Team:Amazonas Brazil/Collaborations

Wiki_iGEM_Amazonas

Collaborations

Collaborations

Brazucas' meetup

On this meetup, the brazilian teams presented the drafts of their projects to 2017 and everyone was able to bring up ideas to improve the constructions and collaborate with each other. There, we met the new brazilian team (yay!!) from AQA-Unesp and talked with them a lot! We also met the new members of USP-Brazil 2017! This meetup gave us the possibility to also get to know some prospective iGEM teams that are bringing together to form a team and share a whatsapp group or exchange some e-mails: UFMG, UFSC and ESALQ teams.
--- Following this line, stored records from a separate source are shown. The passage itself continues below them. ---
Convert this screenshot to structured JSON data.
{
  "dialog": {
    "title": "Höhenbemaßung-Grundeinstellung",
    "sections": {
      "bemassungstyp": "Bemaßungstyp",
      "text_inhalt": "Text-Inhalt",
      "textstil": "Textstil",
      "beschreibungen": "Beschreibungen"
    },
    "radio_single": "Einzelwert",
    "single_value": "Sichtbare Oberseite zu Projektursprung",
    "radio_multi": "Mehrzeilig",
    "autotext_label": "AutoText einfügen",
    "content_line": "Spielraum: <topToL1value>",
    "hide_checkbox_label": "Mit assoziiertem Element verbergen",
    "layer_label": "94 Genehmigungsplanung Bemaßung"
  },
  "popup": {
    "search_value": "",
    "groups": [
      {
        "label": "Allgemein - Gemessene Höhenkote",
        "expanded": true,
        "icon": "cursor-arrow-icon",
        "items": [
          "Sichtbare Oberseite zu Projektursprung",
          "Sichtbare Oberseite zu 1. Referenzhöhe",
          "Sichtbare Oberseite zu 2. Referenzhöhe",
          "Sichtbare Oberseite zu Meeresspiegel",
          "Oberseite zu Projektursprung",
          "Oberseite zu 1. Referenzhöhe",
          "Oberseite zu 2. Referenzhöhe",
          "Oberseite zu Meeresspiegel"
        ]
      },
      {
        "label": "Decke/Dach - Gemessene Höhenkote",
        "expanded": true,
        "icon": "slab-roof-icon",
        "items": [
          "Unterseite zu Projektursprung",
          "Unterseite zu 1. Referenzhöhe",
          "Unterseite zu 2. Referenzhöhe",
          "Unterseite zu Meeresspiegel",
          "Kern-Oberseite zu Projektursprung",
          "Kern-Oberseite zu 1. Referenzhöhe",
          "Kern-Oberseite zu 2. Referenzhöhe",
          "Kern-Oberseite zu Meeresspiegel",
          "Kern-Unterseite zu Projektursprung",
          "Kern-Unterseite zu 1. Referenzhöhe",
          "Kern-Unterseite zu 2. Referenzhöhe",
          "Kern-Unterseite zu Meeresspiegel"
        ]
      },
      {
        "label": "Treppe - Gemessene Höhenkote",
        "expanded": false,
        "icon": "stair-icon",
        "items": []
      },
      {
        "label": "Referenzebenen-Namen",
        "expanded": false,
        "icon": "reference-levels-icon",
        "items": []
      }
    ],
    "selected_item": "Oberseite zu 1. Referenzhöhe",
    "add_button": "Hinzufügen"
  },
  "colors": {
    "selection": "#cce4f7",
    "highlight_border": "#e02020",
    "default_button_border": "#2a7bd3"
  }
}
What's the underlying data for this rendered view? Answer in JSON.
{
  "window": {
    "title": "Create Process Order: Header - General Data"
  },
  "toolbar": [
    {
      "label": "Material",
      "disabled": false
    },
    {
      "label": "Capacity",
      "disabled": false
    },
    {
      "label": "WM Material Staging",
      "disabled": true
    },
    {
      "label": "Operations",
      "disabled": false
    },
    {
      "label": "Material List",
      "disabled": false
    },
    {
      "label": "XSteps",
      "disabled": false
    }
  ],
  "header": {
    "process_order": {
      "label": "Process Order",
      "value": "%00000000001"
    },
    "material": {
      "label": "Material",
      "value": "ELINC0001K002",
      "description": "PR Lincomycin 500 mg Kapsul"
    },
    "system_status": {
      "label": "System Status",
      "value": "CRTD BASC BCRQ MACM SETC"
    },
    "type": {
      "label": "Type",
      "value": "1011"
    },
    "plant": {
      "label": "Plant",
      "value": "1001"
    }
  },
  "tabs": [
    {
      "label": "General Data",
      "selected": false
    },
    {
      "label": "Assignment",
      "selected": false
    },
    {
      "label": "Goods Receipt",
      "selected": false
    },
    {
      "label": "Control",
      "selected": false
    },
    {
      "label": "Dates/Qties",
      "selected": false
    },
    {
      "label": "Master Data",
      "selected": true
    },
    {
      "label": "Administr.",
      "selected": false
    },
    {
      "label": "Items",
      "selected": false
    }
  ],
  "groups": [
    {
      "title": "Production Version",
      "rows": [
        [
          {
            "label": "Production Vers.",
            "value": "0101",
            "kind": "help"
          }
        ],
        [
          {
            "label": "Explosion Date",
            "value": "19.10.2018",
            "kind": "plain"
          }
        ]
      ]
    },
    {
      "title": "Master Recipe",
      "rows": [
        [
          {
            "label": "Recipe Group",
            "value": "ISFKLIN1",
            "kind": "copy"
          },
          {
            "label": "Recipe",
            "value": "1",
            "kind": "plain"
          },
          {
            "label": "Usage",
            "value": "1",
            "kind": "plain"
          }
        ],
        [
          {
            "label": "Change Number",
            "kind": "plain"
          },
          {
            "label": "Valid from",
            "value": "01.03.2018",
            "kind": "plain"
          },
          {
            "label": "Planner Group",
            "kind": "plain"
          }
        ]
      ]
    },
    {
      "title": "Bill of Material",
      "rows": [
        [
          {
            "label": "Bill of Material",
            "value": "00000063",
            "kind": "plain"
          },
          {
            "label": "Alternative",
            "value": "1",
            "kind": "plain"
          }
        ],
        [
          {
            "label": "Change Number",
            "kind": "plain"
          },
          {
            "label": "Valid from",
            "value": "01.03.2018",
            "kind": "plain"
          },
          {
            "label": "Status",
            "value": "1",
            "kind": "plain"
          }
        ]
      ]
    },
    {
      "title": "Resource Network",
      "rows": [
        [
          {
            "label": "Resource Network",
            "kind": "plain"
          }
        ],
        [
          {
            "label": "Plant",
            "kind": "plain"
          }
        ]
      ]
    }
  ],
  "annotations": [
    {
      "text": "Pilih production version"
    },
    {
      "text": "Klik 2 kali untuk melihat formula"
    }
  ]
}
We hope to help you a lot in the next years!

Oxford iGEM 2017: survey, contact with Jaila

Our team translated to portuguese a survey about a new method to diagnose Chagas´ disease developed by the Oxford team during the season. This survey gave them insights of locals opinions’ if their was relevant and could be applied to the users. Besides, we gave them the contact of Jaila Lalwani, a parasitology professor at our university, so they could have a meeting to discuss about Chagas’s disease. Jaila directed them to Bolivia as the country with the highest rates of congenital Chagas.

DTU-Denmark

During this season, DTU-Denmark has been developing a method to diagnose which snake specie bit a patient. We helped them contacting the researcher Clara Guerra Duarte, who is an expert on toxicology and venomic. She gave them some ideas to their project that were used on their Integrated Human Practices.

Skype meetings

To exchange ideas and use the technological tools on our favor, we had some skype meetings with some brazilian researchers and members of iGEM Foundation. Ana Sifuentes, iGEM representative for Latin America: we talked about our Human Practices projects and she encouraged us to get more contacts with other teams that were taping videos about Synthetic Biology. Guilherme Kundlatsch, iGEM brazilian ambassador: we talked about all of our projects for this season. Rinaldo Pereira, a pioneer scientist on CRISPR in Brazil.

Videos

The Tübingen iGEM team had an amazing idea of collaborating with teams from around the world to produce synthetic biology tutorial videos, spreading scientific knowledge to the community on each country's national language! We also had produced our own videos, so we didn’t even hesitate and embraced this idea and shared the four videos we had made for our “Synthetic Biology 101” project. Other teams, like Aalto-Helsinki, are involved, and we are proud to be a part of this beautiful gesture of information dissemination.

Surveys

We’d like to thank all the teams that helped us answering our forms at the collaboration page. You helped was a lot to understand how the importation/exportation of biological material happens in your countries and the difficulties you faced when worked with CRISPR.

Biological Material Transport: Oxford, INSA-UPS France, INSA-UPS Toulouse, Peshawar, Dusseldorf-Cologne, Valencia UPV, Amsterdam, Heidelberg, IIT-Madras, AFCM-Egypt, UNOTT, DTU-Denmark, Groningen and NU_Kazakhstan.

CRISPR: Peking, Tuebingen, TU-Eindhoven, Heidelberg, BGU_Israel, Valencia_UPV, Paris Bettencourt and Groningen.

USP-Brazil

Without the E. coli strain MG1655 we wouldn’t be able to proceed our project. Not only that, but they also gave arabinose so we could finish our experiments. Thank you for everything, USP-Brazil!

AQA-UNESP

During the interlab, our LUDOX ended up and we got desperate. This amazing team kindly provided us this reagent so we were able to finish interlab. Wish you all the great things, AQA!